Transformers: cannot access to pretrained vocab file on S3

Created on 30 Nov 2018 · 4Comments · Source: huggingface/transformers

Hi, thanks for develop well-made pytorch version of BERT.
Unfortunately, pretrained vocab files are not reachable.

error traceback is below.

File "/usr/local/lib/python3.6/dist-packages/pytorch_pretrained_bert/tokenization.py", line 124, in from_pretrained
resolved_vocab_file = cached_path(vocab_file)
File "/usr/local/lib/python3.6/dist-packages/pytorch_pretrained_bert/file_utils.py", line 88, in cached_path
return get_from_cache(url_or_filename, cache_dir)
File "/usr/local/lib/python3.6/dist-packages/pytorch_pretrained_bert/file_utils.py", line 178, in get_from_cache
.format(url, response.status_code))
OSError: HEAD request failed for url https://s3.amazonaws.com/models.huggingface.co/bert/bert-base-uncased-vocab.txt with status code 404

Source

zeze-zzz

Most helpful comment

I found temporary solution for this issue.
BertTokenizer.from_pretrained method accepts local file instead of model_name
ex) BertTokenizer.from_pretrained('/dir/to/vocab/bert-base-uncased-vocab.txt')

vocab txt file can be downloaded from google bert repo.

zeze-zzz on 30 Nov 2018

👍3

All 4 comments

I have the same issue.

OSError: HEAD request failed for url https://s3.amazonaws.com/models.huggingface.co/bert/bert-base-chinese-vocab.txt with status code 404

It would be nice to be able to cache the vocab files as well as the model weights out of the box.

timniven on 30 Nov 2018

vocab txt file can be downloaded from google bert repo.

zeze-zzz on 30 Nov 2018

👍3

The files are back. Sorry, wrong manipulation while adding the new models.

thomwolf on 30 Nov 2018

👍1

I found temporary solution for this issue.
BertTokenizer.from_pretrained method accepts local file instead of model_name
ex) BertTokenizer.from_pretrained('/dir/to/vocab/bert-base-uncased-vocab.txt')
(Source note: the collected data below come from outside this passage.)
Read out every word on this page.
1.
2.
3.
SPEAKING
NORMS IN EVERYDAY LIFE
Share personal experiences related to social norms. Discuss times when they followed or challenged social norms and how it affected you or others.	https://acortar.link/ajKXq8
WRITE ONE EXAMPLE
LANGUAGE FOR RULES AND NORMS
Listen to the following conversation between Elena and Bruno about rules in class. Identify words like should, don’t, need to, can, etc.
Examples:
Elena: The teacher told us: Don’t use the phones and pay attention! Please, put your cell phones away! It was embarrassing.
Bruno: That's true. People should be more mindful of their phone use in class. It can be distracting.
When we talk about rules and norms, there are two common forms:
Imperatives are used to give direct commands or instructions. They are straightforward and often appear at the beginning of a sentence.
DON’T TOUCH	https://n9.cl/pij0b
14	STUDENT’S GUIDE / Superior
Well, this solution doesn't seem to be working now, I get

OSError: Model name 'path/to/model/vocab.txt' was not found in tokenizers model name list (bart-/model/large, bart-large-mnli, bart-large-cnn, bart-large-xsum). We assumed 'path/to/model/vocab.txt' was a path, a model identifier, or url to a directory containing vocabulary files named ['vocab.json', 'merges.txt'] but couldn't find such vocabulary files at this path or url.